A model has been constructed for our ideal construct design. We have used approximate parameter values gathered from online tools to represent all processes up to the production of eCFP and Encapsulin proteins. We have outlined the approaches that we will take for further modelling of eCFP degredation and Encapsulin assembly pathways.
We believe that our simulations may currently give fairly accurate predictions of eCFP and Encapsulin protein levels. In our initial experiments, we will use these predictions to identify a critical concentration of Encapsulin mononomer for Encapuslin assembly. Subsequently, we will incorportate existing models based on virus capsid assembly, and apply parameter-scanning methods to elucidate the mechanisms of Encapsulin microcompartment formation.
Model
The ideal construct that needs to be modelled is shown below. However, our submission this year will not contain all parts as shown.
The construct is represented by the reactions shown below (reactions.xls). The reaction framework was mainly generated using the [http://synbioss.sourceforge.net/ SynBioSS Designer (a really useful modelling tool for iGEM teams)], which also provides "default" parameter values. These parameter values have been gathered from various literature [http://neptune.cems.umn.edu/designer/designer_defaults.pdf sources], and should be taken as approximations on the appropriate order of magnitude. All units were taken to be (1 / molarity^n-1 * s), where n is the order of the reaction. For example, for the reaction 2 lacI --> lacI2, n = 2, thus the rate constant has the units 1/molality*s.

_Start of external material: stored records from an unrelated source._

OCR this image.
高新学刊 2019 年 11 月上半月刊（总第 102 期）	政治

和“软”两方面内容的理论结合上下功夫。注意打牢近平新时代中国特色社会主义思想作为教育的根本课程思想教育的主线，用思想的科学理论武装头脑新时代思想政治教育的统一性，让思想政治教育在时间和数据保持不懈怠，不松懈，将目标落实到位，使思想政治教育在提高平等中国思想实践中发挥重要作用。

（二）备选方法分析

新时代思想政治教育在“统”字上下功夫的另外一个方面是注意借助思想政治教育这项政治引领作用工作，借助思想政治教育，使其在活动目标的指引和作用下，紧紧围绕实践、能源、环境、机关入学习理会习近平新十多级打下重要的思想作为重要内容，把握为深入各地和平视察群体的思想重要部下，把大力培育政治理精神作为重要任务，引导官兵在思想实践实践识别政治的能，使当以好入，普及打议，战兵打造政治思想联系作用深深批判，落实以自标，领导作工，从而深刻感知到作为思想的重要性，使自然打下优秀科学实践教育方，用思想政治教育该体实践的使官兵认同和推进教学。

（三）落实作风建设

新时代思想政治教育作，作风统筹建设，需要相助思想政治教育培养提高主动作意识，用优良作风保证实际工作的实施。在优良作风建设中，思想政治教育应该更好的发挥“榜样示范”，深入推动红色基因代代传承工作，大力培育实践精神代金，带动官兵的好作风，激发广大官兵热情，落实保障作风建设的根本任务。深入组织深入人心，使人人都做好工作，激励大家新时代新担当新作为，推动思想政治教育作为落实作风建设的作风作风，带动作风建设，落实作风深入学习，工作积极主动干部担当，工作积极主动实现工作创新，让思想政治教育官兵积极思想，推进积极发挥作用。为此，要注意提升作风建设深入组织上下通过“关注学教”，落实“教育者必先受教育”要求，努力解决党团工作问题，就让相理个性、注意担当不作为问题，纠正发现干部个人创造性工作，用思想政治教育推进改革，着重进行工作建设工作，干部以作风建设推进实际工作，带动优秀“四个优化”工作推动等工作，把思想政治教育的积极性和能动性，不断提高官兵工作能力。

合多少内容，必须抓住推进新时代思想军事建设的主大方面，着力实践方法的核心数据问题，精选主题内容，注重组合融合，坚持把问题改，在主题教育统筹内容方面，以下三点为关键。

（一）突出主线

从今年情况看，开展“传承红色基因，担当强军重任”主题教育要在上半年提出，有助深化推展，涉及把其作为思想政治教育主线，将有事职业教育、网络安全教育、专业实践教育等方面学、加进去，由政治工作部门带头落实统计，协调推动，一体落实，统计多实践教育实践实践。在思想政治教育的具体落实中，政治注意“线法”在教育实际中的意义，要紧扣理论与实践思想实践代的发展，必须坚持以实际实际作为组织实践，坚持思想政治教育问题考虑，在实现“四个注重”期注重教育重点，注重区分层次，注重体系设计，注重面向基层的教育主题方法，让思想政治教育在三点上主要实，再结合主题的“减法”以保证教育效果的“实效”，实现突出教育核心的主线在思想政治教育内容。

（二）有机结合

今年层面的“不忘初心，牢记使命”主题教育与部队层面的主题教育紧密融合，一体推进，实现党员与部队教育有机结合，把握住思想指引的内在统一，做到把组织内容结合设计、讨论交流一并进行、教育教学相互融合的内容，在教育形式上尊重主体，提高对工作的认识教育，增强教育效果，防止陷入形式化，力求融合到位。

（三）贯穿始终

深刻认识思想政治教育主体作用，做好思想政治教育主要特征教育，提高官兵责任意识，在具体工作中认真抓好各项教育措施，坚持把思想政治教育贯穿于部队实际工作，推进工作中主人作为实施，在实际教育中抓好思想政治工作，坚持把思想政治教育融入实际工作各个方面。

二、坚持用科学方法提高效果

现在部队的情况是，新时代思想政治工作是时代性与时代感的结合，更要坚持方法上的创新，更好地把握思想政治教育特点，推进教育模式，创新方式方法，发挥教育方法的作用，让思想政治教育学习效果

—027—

The pathways for the expressed proteins, eCFPt and Encapsulin, need to be modelled in more detail. For example, in this basic model eCFPt is degraded via a first order reaction and Encapsulin makes a dimer complex. However, in reality fluorescent proteins have been shown to degreade via Micheales-menton kinetics and Encapsulin is thought to make a complex of about 60 monomers. These issues will be addressed in future work.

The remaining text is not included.